Recent research has shown that exercising with a more capable partner where one’s performance is indispensable to the group (referred to as the Köhler motivation gain effect) leads to greater effort in partnered exergame play.
Based on positive results with young adults, current research is examining whether a Köhler effect can be observed in an exergame by middle-aged adults exercising with a moderately superior software-generated partner– one that is anthropomorphic but clearly artificial and synthetic.
The current research includes middle-aged adults interacting in a custom designed exergame that involves holding a series of five plank exercises for as long as possible. Ss complete the exercise individually, and after a rest, completed the same exercises with either a software-generated partner (SGP), or no partner at all (IC). The partner is presented as being slightly more capable at the plank activity than the Ss based on the Ss initial exercise scores. The experiment includes measures of exercise persistence, perceived exertion, self-efficacy beliefs, enjoyment, and intentions to exercise.

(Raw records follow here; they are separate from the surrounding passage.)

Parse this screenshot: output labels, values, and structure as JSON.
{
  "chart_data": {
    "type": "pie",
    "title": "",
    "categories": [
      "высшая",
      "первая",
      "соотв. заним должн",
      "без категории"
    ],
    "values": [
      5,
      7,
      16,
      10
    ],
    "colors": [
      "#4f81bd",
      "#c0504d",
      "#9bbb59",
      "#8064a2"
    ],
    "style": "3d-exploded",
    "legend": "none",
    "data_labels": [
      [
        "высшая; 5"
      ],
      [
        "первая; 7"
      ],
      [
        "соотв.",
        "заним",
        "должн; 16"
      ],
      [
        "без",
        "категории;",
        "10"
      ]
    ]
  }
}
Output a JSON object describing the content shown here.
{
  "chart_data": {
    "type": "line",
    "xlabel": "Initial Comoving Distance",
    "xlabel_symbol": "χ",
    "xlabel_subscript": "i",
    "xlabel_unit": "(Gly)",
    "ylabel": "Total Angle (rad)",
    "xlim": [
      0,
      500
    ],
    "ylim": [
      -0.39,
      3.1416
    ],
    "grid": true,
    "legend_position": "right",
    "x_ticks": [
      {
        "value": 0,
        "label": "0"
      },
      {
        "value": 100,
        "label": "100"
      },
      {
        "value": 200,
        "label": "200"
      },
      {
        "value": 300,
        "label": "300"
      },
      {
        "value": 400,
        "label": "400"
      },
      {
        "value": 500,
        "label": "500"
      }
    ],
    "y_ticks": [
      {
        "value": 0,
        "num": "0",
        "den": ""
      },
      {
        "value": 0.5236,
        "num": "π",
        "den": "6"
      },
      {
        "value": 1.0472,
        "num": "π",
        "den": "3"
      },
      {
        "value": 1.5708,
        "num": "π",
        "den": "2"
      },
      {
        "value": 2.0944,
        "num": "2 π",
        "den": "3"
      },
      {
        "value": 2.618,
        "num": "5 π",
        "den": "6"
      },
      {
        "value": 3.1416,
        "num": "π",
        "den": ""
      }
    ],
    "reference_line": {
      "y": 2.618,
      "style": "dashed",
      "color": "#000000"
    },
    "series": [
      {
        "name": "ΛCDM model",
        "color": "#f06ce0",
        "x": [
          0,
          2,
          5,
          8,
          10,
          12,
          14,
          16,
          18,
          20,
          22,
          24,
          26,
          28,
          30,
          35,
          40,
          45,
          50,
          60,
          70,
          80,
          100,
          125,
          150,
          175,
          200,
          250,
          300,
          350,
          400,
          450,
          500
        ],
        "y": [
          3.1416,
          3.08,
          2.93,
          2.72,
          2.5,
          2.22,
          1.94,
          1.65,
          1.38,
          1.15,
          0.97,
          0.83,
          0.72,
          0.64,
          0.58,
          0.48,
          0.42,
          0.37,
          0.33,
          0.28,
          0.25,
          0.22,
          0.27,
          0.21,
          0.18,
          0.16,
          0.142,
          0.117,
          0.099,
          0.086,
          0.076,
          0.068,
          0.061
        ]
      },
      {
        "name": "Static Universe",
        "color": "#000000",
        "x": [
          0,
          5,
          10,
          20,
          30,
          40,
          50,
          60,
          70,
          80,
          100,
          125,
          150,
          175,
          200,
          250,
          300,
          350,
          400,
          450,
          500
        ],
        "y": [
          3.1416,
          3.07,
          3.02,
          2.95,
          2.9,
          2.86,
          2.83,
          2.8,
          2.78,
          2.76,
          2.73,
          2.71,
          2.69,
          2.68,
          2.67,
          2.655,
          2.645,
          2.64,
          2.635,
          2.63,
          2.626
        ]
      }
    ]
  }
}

The designs of the characters were based on focus groups with the target audience. The SGP is represented as a three-dimensional animated male or female character generated out of Mixamo Fuse and then customized in Maya. The SGP speaks through the voice of a prerecorded voice actors and moves with human-like motion based on a combination of human motion capture date, keyframe animation, and software generated movements. The Ss initially meet the SGP during either an interactive dialog based on a preconstructed dialog tree or a prescripted, non-interactive dialog to attempt to establish a human-like relationship with the partner. The exergame was inspired by the Playstation 2 Eyetoy: Kinetic, though the Kinetic does not employ a SGP. The exergame was custom built in C# on top of the Unity3D engine. The graphical user interface was built on top of the NGUI architecture.
While data is still being collected, thus far the difference scores suggest a significant Köhler motivation gain effect will be observed for both partner conditions over the control. NOTE: Data collection and analysis will be complete by the time of Meaningful Play.